Release of Information: Drug and Alcohol Use Information and Records
I acknowledge that information to be used or disclosed as a result of this Authorization may include records that are protected by other federal and/or state laws applicable to substance abuse.
I SPECIFICALLY AUTHORIZE THE RELEASE OF CONFIDENTIAL INFORMATION RELATING TO DRUG AND/OR ALCOHOL USE OR ABUSE.
I understand that my substance use disorder records are protected under federal law, including the federal regulations governing the confidentiality of substance use disorder patient records, 42 C.F.R. Part 2, and the Health Insurance Portability and Accountability Act of 1996 (“HIPAA”), 45 C.F.R. Parts 160 and 164, and cannot be disclosed without my written consent unless otherwise provided for by the regulations.

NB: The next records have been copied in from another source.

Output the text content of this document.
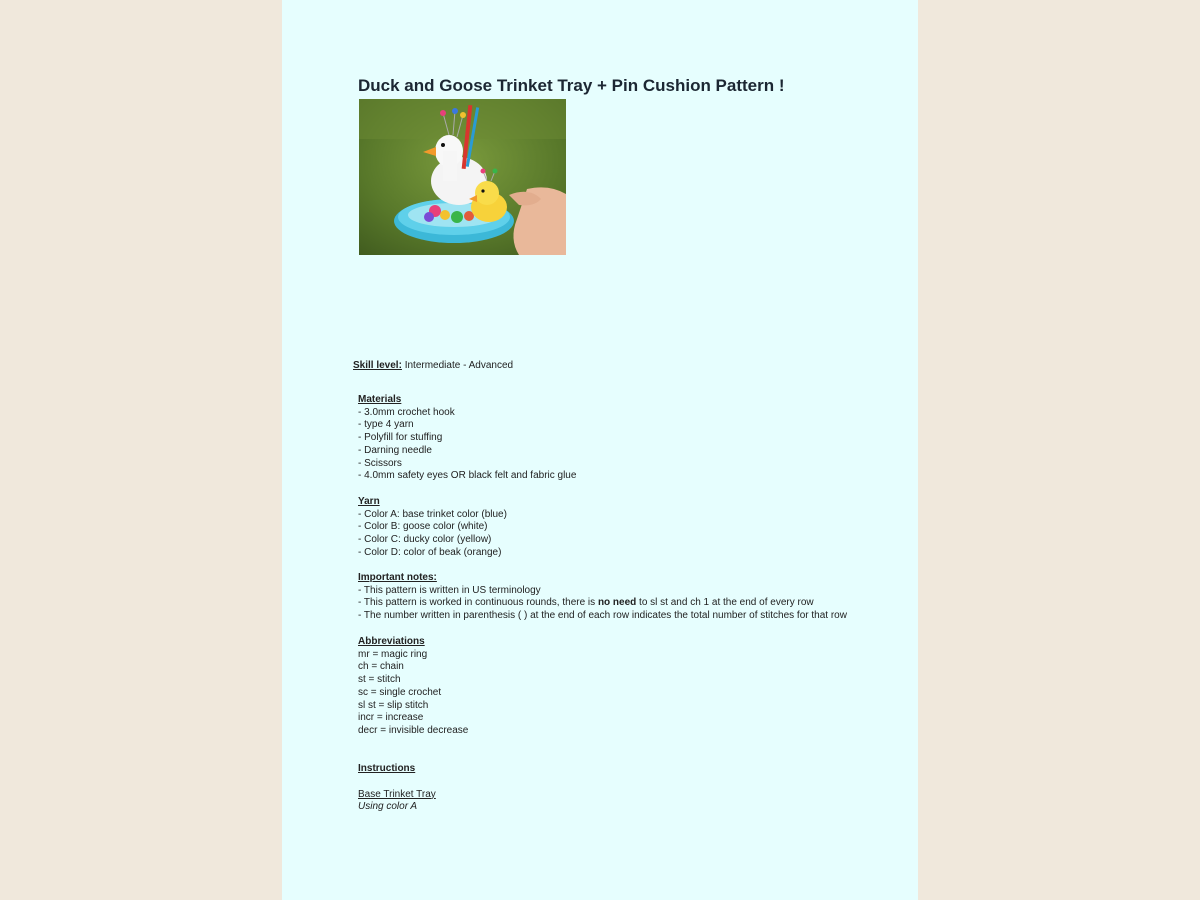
Duck and Goose Trinket Tray + Pin Cushion Pattern !
Skill level: Intermediate - Advanced
Materials
- 3.0mm crochet hook
- type 4 yarn
- Polyfill for stuffing
- Darning needle
- Scissors
- 4.0mm safety eyes OR black felt and fabric glue
Yarn
- Color A: base trinket color (blue)
- Color B: goose color (white)
- Color C: ducky color (yellow)
- Color D: color of beak (orange)
Important notes:
- This pattern is written in US terminology
- This pattern is worked in continuous rounds, there is no need to sl st and ch 1 at the end of every row
- The number written in parenthesis ( ) at the end of each row indicates the total number of stitches for that row
Abbreviations
mr = magic ring
ch = chain
st = stitch
sc = single crochet
sl st = slip stitch
incr = increase
decr = invisible decrease
Instructions
Base Trinket Tray
Using color A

42 CFR §2.32 restricts any use of this information to criminally investigate or prosecute any alcohol or drug abuse patient.
I Understand and Agree to The Following:
• I have the right to review the information that is being disclosed.
• The information disclosed by this authorization may be at risk for re-disclosure by the recipient and no longer protected by federal privacy laws.
• Dr. Ronit Levy/Bucks County Anxiety Center is not responsible for another party releasing a patient’s drug and alcohol use information without obtaining proper consent first.
• I have a right to revoke this authorization at any time by signing the Revocation of Authorization Form provided by Dr. Ronit Levy/Bucks County Anxiety Center. Revoking this authorization will not have any effect on actions that Dr. Ronit Levy/Bucks County Anxiety Center took in using the authorization on file prior to receiving notification.
For your convenience, a “Revocation of Authorization” Form may be obtained from Dr. Levy's website.
Dr. Ronit Levy/Bucks County Anxiety Center does not accept partial revocations. If you wish to limit who Dr. Ronit Levy/Bucks County Anxiety Center can release drug and alcohol use information to, please submit a revocation form to cancel the current Drug and Alcohol Authorization Form in place and fill out a new authorization specifying the information you are authorizing for disclosure and who may receive it.
• Dr. Ronit Levy/Bucks County Anxiety Center will not receive compensation from a third party for using or disclosing this information.
• I will receive a copy of this form after I sign it.